When schools have a uniform, teachers tend to walk around the building punctuating their journeys with a repetitive refrain: "Tuck your shirt in.Straighten your tie.Those aren't regulation trainers.Your skirt is too short." Is it worth the hassle? And more importantly, could a strict uniform policy actually create discrimination?
Many school websites set out formidable uniform requirements. For example, one stipulates "single-breasted black blazer with the school badge on the breast pocket; authorised house tie; traditional white shirt; black trousers, not jeans; black or navy pullover; black socks and shoes, not trainers or boots". In addition, the school "expects that hair should be clean and tidy, not dyed or shaved". It adds that the headteacher "may forbid any item he considers inappropriate".
In the UK, this approach is supported by government rules stating that "the headteacher can discipline your child for not wearing the school uniform. Your child can only be suspended or expelled if they repeatedly ignore the uniform rules."

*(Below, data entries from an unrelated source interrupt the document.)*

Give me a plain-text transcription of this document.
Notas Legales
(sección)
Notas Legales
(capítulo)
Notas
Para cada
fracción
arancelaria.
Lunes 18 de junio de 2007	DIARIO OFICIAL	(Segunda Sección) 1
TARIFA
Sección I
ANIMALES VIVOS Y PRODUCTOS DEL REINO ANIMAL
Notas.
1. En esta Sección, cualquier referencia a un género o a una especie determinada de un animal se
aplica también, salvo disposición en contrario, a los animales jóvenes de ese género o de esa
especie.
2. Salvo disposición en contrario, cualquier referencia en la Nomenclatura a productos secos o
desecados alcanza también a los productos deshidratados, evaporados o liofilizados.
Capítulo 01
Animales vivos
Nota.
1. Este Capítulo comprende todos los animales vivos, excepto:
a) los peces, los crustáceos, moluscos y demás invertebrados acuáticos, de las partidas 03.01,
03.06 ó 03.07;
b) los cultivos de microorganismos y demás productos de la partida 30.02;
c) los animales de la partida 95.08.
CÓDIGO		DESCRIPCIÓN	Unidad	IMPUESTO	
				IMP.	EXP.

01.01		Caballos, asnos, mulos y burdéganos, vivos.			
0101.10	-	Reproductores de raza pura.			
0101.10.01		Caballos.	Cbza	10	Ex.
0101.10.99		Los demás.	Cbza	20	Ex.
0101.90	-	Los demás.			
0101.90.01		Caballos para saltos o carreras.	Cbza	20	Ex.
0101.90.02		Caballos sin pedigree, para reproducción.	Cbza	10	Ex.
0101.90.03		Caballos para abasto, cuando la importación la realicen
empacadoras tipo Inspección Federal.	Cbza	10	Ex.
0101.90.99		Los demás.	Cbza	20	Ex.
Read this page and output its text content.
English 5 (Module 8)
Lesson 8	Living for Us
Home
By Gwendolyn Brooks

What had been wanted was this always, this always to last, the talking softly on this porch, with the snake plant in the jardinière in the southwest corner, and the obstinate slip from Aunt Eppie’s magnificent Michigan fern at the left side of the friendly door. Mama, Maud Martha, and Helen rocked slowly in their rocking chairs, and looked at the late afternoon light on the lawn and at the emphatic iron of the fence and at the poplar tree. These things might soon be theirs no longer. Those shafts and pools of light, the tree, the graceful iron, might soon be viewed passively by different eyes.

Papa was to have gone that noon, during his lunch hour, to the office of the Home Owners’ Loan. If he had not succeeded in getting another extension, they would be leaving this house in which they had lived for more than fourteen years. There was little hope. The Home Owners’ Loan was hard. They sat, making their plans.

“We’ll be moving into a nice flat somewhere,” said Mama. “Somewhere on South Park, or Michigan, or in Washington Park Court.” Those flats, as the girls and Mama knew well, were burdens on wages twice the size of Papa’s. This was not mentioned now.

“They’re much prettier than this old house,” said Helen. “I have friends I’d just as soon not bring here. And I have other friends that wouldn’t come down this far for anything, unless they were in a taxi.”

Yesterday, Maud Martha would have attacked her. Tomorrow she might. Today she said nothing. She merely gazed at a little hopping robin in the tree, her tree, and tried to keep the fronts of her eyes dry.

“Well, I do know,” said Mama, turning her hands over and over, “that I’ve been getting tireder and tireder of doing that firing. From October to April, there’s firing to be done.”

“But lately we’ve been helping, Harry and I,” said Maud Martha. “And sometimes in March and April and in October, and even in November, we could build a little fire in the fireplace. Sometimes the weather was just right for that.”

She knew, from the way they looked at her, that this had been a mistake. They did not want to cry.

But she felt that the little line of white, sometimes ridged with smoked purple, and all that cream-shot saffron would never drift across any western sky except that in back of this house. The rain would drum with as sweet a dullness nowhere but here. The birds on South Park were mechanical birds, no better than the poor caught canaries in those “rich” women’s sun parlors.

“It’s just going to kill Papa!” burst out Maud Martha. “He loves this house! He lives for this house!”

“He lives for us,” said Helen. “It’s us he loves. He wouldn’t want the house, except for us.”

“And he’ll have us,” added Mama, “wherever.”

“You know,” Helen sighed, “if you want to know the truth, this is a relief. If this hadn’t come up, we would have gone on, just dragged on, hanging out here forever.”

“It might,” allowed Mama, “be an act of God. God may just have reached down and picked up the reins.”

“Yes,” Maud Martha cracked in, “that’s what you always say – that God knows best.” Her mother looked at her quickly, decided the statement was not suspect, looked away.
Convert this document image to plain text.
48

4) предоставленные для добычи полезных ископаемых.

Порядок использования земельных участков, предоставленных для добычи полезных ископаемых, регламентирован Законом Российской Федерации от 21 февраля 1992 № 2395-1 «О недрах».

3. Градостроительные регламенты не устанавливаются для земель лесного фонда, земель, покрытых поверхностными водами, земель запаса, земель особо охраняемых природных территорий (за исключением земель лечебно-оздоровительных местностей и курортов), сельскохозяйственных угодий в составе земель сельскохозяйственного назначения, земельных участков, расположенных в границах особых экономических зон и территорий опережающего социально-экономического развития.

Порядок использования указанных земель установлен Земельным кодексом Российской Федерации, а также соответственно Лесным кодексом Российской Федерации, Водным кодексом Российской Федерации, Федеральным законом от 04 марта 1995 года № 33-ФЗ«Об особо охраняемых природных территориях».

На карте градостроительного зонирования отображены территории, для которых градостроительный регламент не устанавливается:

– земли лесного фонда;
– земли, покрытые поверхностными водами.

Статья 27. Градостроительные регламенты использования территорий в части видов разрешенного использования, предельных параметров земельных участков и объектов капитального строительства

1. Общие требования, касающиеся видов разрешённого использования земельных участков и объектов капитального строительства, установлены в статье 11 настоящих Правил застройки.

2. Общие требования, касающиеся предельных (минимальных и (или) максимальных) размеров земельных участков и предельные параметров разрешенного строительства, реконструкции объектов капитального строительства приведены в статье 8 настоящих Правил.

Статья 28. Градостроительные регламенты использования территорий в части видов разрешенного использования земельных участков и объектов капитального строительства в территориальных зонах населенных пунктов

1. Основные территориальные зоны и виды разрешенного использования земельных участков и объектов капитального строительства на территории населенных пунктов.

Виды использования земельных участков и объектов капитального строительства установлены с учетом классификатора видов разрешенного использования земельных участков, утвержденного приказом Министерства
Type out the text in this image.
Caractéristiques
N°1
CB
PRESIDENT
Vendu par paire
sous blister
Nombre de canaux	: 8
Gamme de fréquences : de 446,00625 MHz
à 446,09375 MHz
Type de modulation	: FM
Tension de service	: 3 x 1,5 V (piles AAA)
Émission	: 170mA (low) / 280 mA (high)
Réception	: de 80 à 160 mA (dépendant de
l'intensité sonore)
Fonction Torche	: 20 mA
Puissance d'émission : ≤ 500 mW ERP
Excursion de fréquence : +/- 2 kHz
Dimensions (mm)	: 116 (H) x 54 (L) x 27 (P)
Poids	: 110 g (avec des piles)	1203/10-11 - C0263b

Regulations elsewhere in the world also tend to support the right of schools to decide on their uniforms, as long as they do not discriminate based on gender, race, disability, sexual orientation or belief.
But what does the evidence say about uniform? Guidance from social mobility charities the Sutton Trust and the Education Endowment Foundation states that "there is no robust evidence that introducing a school uniform will, by itself, improve academic performance, behaviour or attendance" (bit.lyUniformAdvice).
As a uniform is often introduced alongside other policies, it is difficult to isolate its effects. Anecdotal evidence suggests that introducing a new uniform in challenging schools can be seen as a public commitment to improvement, and there are some indications that they can improve attendance in high-poverty areas. But the findings are far from unequivocal.
Parents do have a route to complain about uniform, however. If they believe that their child is being discriminated against, they can take the issue to the headteacher. Likewise, if parents want to propose changes to the uniform, it is the duty of the school leader and the governors to listen to that request and give it proper consideration.
If the objection relates to money (rather than style or personal taste), schools must pay particular attention. The costs can be considerable with extensive uniform lists and this can make it impossible for a student to enrol at a particular school.
There are safeguards in place in most countries, of course. In the UK, the Department for Education states that the school should give parents time to buy the right clothes. Parents who feel that they are being forced to use an expensive supplier are advised to seek advice from the Office of Fair Trading.
Schools also tend to have stores of uniform items that they can give to students who cannot afford to buy their own. At some institutions, parents are encouraged to donate old items and can even be paid a nominal fee for doing so. It could be worth investigating whether your school offers this service.
But even this may not be enough to ensure that your policy is as inclusive as it could be. Take, for example, the Australian school that made headlines for having a uniform list that was 18 pages long, with seven hat styles, five different bags and multiple accessories. It is unlikely that children from low-income families would feel comfortable applying there.
This is something that school leaders should consider carefully. Even if you believe uniform is central to the way a school operates and feel that it produces the best environment for students to learn in, this cannot be at the cost of excluding children, or singling them out because they cannot afford to buy a huge list of required items. In short, you must make sure that your school is open to everyone, regardless of what they wear.
Dr John Dunford is chair of Whole Education and of the Chartered Institute of Educational Assessors and is the UK government's pupil premium champion
How to have an open uniform policy
Be clear about the purpose of the school uniform.
Incorporate dress code into the wider behaviour policy.
The governing body should make decisions on uniforms, having consulted widely.
Keep costs as low as possible.
Ensure that items are available from several different shops, including the larger chains.
Keep a stock of spare items.
Ensure the commitment of all staff to enforcing the policy.
Take great care when defining what religious dress is permitted and consult local religious leaders first.
Word the policy statement on your website carefully - it speaks volumes about the school's ethos.